# noobie Lost internet connetion.

## dhdarka

After my 2nd try installing gentoo. I was not able to get pass my grub. So I went and install another linux os. See their was no internet. Then I look at another one to see if it was my OS... No.. Change out my ethernet cord. Still no Internet. So it look like I need to install gentoo... But how will I get back my Internet when I using a dhcp? This is the first time I have something like this happen to me. I have always used dhcp. I'm just not sure on how I will get this back.

When I plug my ethernet cord back of my computer. I see organ light. Then there no light at all. 

ps:

Not sure what I did in my 2nd install of gentoo to have this happen to me.

----------

## Amity88

Was this problem present right from the start... ie with the gentoo live cd?

----------

## dhdarka

Sorry if this took me so long to reply.
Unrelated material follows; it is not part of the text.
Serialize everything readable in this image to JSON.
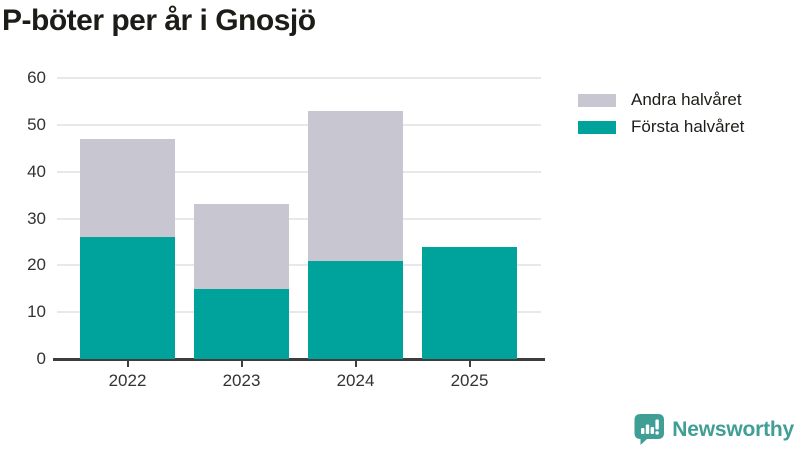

When I started livecd. Network device eth0 detected gave it a OK on. But when I try to do a ping test. it give me. unknown host www.google.com. I trying looking at the handbook to see if it will help. Did everything that not wireless. Using a ethernet cord. so I think it not detecting everything on my motherbaord.

----------

## Hu

That sounds like your /etc/resolv.conf was incorrect.  Normally, this should be configured for you by your DHCP client using information from your DHCP server.  Please boot that CD again and post the output of ifconfig -a ; nl -ba /etc/resolv.conf.  You may need to write it to a file and then post that file from another OS or transcribe the screen and post the transcript.

----------

## dhdarka

Will... When I enter the code. It fix my internet problem. Thanks! Do you still need me to post what happen. 

1  # Generated by dhcpcd form eth0

2  # /etc/resolv.conf.head can replace this line 

3  search home

4  namserver 192.168. etc.

5  # /etc/resolv.conf.tail can replace this line

Tested my ping. It seem to be working fine.

----------